As noted in that video and as noted last week in Member Chat – one of our "7 Steps" is realizing that, sometimes, it's a good idea not to play the game and, other than our short positions that seemed kind of obvious – this seemed to be one of those times when CASH was truly KIng.  Aside from the Republican idiocy in Congress today is the last day of what may be a prop job into the end of the 3rd quarter anyway, we've got a heavy data week capped off by Non-Farm Payrolls on Friday.  

Already this morning we got some bad news out of China as September PMI came in barely above the line at 50.2 and that's down a point from the "flash" PMI estimate of 51.2 that gave them a boost earlier in the month as they are, in fact, flat to Augusts 50.1.  There are still a lot of structural headwinds ahead, says HSBC's Frederic Neumann. "This is as good as it gets for the time being.
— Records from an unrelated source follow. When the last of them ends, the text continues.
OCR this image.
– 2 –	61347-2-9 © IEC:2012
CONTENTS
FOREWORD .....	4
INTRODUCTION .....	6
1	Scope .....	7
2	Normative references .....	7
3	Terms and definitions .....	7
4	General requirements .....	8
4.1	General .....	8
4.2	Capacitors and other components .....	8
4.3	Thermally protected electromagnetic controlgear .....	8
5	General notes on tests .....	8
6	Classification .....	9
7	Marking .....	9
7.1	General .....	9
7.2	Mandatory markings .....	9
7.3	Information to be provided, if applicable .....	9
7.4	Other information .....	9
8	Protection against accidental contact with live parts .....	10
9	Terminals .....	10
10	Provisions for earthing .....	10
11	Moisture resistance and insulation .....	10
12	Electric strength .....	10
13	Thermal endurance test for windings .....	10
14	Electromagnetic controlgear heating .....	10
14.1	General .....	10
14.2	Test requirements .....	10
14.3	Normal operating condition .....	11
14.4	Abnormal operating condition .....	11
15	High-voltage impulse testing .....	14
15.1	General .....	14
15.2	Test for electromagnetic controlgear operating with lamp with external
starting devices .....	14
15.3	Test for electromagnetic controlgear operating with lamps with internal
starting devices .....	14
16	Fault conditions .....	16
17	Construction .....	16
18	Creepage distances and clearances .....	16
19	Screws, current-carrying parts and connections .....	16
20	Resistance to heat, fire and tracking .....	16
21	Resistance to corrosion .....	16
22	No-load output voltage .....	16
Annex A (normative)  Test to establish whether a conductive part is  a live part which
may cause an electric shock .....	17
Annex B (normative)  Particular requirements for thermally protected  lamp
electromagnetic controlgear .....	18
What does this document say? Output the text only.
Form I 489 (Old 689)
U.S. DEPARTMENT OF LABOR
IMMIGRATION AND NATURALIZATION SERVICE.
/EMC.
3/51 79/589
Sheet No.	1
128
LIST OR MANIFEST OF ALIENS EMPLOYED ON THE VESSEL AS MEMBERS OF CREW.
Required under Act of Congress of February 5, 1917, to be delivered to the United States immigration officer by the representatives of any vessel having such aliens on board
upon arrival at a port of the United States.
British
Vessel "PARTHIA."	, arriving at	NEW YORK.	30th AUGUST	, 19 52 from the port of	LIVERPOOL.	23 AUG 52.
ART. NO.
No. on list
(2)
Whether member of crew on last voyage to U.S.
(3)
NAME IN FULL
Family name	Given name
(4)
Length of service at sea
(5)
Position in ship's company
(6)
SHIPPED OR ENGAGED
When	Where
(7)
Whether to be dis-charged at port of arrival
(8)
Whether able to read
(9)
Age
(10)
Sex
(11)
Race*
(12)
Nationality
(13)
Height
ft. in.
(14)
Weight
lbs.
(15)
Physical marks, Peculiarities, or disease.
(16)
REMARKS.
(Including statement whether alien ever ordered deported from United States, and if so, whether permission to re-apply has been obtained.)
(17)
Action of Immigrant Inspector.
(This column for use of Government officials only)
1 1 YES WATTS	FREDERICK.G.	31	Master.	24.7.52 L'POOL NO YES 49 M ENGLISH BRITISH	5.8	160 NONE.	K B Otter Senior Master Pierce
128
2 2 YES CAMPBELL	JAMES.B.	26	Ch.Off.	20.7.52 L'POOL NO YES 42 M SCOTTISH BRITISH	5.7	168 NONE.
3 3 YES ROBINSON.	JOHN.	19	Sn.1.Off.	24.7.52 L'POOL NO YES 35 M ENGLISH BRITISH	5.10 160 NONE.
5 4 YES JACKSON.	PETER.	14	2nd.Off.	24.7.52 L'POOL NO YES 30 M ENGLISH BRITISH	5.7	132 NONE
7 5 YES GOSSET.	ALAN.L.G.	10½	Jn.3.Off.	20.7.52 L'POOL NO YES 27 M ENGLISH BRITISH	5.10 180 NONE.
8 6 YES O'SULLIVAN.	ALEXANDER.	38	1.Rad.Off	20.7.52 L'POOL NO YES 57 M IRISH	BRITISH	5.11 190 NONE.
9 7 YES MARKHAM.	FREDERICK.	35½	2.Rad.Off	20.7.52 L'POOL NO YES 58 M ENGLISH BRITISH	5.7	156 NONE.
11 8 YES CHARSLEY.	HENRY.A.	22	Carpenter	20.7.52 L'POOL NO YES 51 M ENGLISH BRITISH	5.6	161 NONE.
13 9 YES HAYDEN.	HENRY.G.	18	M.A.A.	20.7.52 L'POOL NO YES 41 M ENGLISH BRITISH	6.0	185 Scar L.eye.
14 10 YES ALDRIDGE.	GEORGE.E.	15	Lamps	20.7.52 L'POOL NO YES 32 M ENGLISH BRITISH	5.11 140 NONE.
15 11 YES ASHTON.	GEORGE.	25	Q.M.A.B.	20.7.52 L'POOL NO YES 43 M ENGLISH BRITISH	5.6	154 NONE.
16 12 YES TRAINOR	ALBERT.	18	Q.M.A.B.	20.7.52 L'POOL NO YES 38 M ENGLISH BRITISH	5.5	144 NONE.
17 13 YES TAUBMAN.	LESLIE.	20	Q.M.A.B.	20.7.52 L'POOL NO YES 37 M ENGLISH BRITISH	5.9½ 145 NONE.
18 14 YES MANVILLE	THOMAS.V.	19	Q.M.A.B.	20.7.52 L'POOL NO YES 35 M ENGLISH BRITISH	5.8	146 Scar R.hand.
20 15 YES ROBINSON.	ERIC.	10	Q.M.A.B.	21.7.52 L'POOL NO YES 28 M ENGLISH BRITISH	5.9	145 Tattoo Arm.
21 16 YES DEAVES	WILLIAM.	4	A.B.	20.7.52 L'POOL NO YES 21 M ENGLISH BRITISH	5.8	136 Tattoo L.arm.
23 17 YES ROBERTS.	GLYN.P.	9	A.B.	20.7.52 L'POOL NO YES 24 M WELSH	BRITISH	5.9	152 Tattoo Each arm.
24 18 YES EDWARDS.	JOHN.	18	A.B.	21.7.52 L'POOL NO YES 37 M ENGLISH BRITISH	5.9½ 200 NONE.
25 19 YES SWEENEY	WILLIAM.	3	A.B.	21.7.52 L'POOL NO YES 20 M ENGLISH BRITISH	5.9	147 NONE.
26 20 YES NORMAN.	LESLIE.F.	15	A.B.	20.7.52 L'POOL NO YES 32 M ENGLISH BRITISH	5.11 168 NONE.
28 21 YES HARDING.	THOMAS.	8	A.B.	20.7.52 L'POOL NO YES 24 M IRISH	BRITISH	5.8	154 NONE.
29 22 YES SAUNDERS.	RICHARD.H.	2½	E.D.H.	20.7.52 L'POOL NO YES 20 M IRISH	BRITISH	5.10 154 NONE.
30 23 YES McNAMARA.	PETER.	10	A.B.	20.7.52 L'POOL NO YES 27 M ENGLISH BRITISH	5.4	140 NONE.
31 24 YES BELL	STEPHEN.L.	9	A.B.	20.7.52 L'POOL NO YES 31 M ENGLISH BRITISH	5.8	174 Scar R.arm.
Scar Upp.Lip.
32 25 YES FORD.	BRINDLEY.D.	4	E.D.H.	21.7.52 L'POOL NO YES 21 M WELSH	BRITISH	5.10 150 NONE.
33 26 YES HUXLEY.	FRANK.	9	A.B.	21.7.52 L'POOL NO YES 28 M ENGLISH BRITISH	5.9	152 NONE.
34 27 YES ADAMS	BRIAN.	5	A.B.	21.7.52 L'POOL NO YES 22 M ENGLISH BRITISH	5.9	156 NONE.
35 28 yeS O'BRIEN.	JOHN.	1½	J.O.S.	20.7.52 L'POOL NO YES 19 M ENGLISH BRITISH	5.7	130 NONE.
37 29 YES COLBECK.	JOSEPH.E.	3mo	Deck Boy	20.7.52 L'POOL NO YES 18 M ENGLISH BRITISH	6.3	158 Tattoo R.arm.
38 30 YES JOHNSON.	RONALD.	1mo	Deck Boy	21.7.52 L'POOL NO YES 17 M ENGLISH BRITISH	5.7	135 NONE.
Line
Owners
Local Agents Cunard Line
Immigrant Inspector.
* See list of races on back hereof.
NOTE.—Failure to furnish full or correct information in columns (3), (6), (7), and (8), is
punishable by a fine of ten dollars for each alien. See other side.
It reflects the stimulus over the summer but don't expect too sharp an acceleration from here."  Nomura's Zhiwei Zhan believes that the marginal improvement in August indicates that China's economic recovery is unsustainable, and he expects growth to peak in Q3 and then resume slowing.  We chose not to renew our China play but, back in August, we liked them in our 8/21 Member Chat, as we looked over the Fed Meeting Minutes and I said:

So far, we're not even near weak bounces so we can't really read these tea leaves yet but, I think Asia will love it and Europe will be up so how about adding 10 FXI Sept $34 calls to the STP at $1.70 and 10 EWJ Sept $10 calls at $1.20 to cover a rally in Japan and China.  

Those FXI calls expired on the 20th at $4.43, up 160% and the EWJs expired at $1.90 for a smaller 58% gain.  We took the money and ran on earlier spikes, however as we knew the data from China was – let's just say – less than reliable…

Not that our own economic data is reliable.  Our last NFP report had revisions to previous reports that were more than 1/3 of the current amount – that borderlines on being completely useless from a data point of view.  However, our job is not to measure how useful the data is, our job is simply to predict the market reaction to useless data so we can make some money from the idiocy of others.  

Other big news this week will be Auto Sales tomorrow along with PMI, ISM and Construction Spending.  Bernanke speaks on Wednesday afternoon (assuming the Government is open) and we have various jobs reports throughout the week, leadding up to the big one.  PMIs come in from Europe and Asia as well and EU jobs numbers and retail sales – lots of interesting things to mull over as we wait for those Q3 earnings reports to start coming in.  

Cash is king but, so far, we've had great opportunities to put it to use (see Friday's post) and, whether the Governement shuts down or stays open (which would be worse?), I think we'll find something to play!